The Language of the C Standard is Ambiguous

C 2018 6.8.5 3 says:

The declaration part of a for statement shall only declare identifiers for objects having storage class auto or register.

As a matter of English grammar and use, several meanings are possible for this sentence, including:

  1. The only things the declaration shall declare are identifiers for objects having storage class auto or register.
  2. The only identifiers the declaration shall declare are identifiers for objects having storage class auto or register.
  3. The only identifiers for objects the declaration shall declare are identifiers for objects having storage class auto or register.

Primarily, the problem is the “only” is not adjacent to the thing it is modifying. The “only” could be modifying “identifiers” or “objects” or “storage class.” One might prefer the modifier to modify the candidate nearest it, but the authors of sentences do not always construct them thusly. (Grammatically, it could also modify “having,” thus qualifying the objects as having only storage class auto or register and not having anything else, such as not having size or other properties. We easily rule out this meaning on semantic rather than grammatical grounds.)

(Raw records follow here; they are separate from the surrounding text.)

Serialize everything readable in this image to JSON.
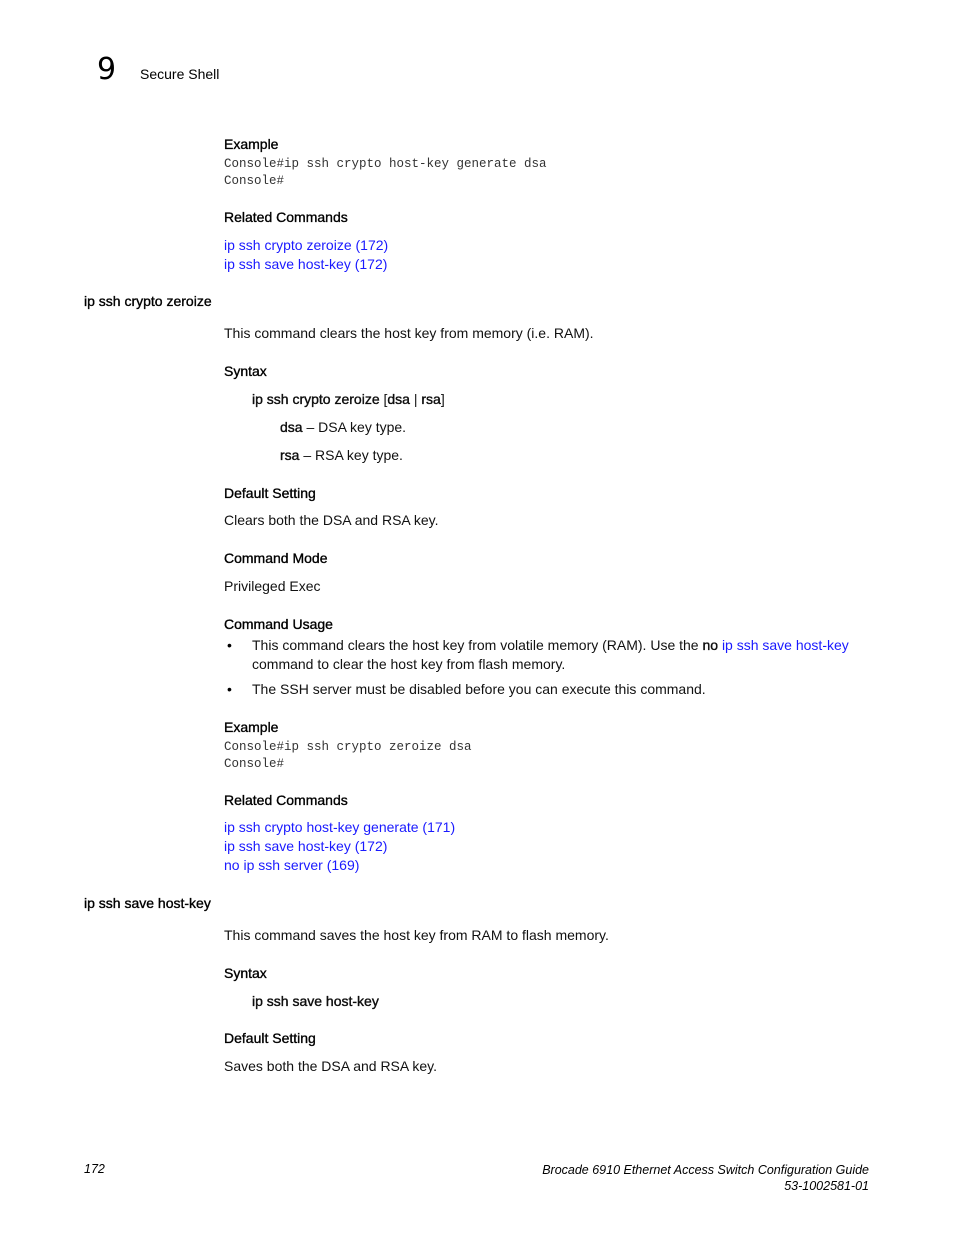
{
  "header": {
    "chapter_number": "9",
    "chapter_title": "Secure Shell"
  },
  "top_example": {
    "heading": "Example",
    "code": [
      "Console#ip ssh crypto host-key generate dsa",
      "Console#"
    ]
  },
  "top_related": {
    "heading": "Related Commands",
    "links": [
      "ip ssh crypto zeroize (172)",
      "ip ssh save host-key (172)"
    ]
  },
  "zeroize": {
    "title": "ip ssh crypto zeroize",
    "description": "This command clears the host key from memory (i.e. RAM).",
    "syntax_heading": "Syntax",
    "syntax": {
      "cmd": "ip ssh crypto zeroize ",
      "open": "[",
      "opt1": "dsa",
      "sep": " | ",
      "opt2": "rsa",
      "close": "]"
    },
    "params": [
      {
        "name": "dsa",
        "desc": " – DSA key type."
      },
      {
        "name": "rsa",
        "desc": " – RSA key type."
      }
    ],
    "default_heading": "Default Setting",
    "default": "Clears both the DSA and RSA key.",
    "mode_heading": "Command Mode",
    "mode": "Privileged Exec",
    "usage_heading": "Command Usage",
    "usage": {
      "b1_part1": "This command clears the host key from volatile memory (RAM). Use the ",
      "b1_no": "no",
      "b1_link": "ip ssh save host-key",
      "b1_line2": "command to clear the host key from flash memory.",
      "b2": "The SSH server must be disabled before you can execute this command.",
      "bullet": "•"
    },
    "example_heading": "Example",
    "code": [
      "Console#ip ssh crypto zeroize dsa",
      "Console#"
    ],
    "related_heading": "Related Commands",
    "related": [
      "ip ssh crypto host-key generate (171)",
      "ip ssh save host-key (172)",
      "no ip ssh server (169)"
    ]
  },
  "savekey": {
    "title": "ip ssh save host-key",
    "description": "This command saves the host key from RAM to flash memory.",
    "syntax_heading": "Syntax",
    "syntax": "ip ssh save host-key",
    "default_heading": "Default Setting",
    "default": "Saves both the DSA and RSA key."
  },
  "footer": {
    "page_number": "172",
    "doc_title": "Brocade 6910 Ethernet Access Switch Configuration Guide",
    "doc_number": "53-1002581-01"
  },
  "colors": {
    "link": "#1a1aff",
    "text": "#000000",
    "code": "#333333"
  }
}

These samples illustrate differences between the meanings:

static int s                 // Prohibited by 1, 2, and 3.
extern int s(int)            // Prohibited by 1 and 2, permitted by 3.
struct { int i; float f; } s // Prohibited by 1 and 2, permitted by 3.
int s                        // Permitted by 1, 2, and 3.

Effects May Illuminate Intent

It does not appear there is a reason for preferring any of these meanings based on difficulties of implementing C. To see this, consider that a C implementation may easily rewrite:

for (declaration; …; …) …

to the equivalent code:

{ declaration; for (; …; …) … }

Thus, if a C implementation can support declarations and for statements in general, it can support general declarations in a for statement without significant additional effort.

What then is the purpose of 6.8.5 3?

The declaration in a for statement provides convenience. It provides a nice way of declaring some iterator or other object used to control the loop, while limiting the scope to the for statement (which is a benefit for avoiding bugs). It does not provide any new function. Given this, I expect 6.8.5 3 was written with the intent of enabling the declaration to serve this purpose without opening it up to other purposes. It would be odd, although not impossible, to use either of the first two sample declarations above in a for statement.

If so, I suspect the surface intent of the committee was meaning 1 but that they did not consider the situation where a structure type is incidentally declared. When we reflect on the third sample, using a structure, we see that it is unusual but is not too out of line with the customary use of a for statement:

  • It arises naturally as a solution to the problem that only one declaration may be present in the declaration part of a for statement, yet sometimes it is useful to manage the loop with multiple objects of different types.
  • It is still an object with automatic storage generation, as intended for for loops.
  • The type that is technically declared is not needed outside the for loop, nor are the names of its members.

Upvotes: 2

Aconcagua
Aconcagua

Reputation: 25536

C11:

6.8.5.3 The for statement

1 The statement

for ( clause-1 ; expression-2 ; expression-3 ) statement
behaves as follows: The expression expression-2 is the controlling expression that is evaluated before each execution of the loop body. The expression expression-3 is evaluated as a void expression after each execution of the loop body. If clause-1 is a declaration, the scope of any identifiers it declares is the remainder of the declaration and the entire loop, including the other two expressions; it is reached in the order of execution before the first evaluation of the controlling expression. If clause-1 is an expression, it is evaluated as a void expression before the first evaluation of the controlling expression.158)

Left out [2], just speaking of handling ommited clauses/expressions...

158) Thus, clause-1 specifies initialization for the loop, possibly declaring one or more variables for use in the loop; the controlling expression, expression-2, specifies an evaluation made before each iteration, such that execution of the loop continues until the expression compares equal to 0; and expression-3 specifies an operation (such as incrementing) that is performed after each iteration.

Nothing mentioned about any restrictions. So as second example is a valid declaration – and I assume clang does not complain about the following either:

void f(void)
{
    struct { int x, y; } point;
    // use point...
}

– then the second example should be valid C code, so as far as I see, clang is wrong in rejecting.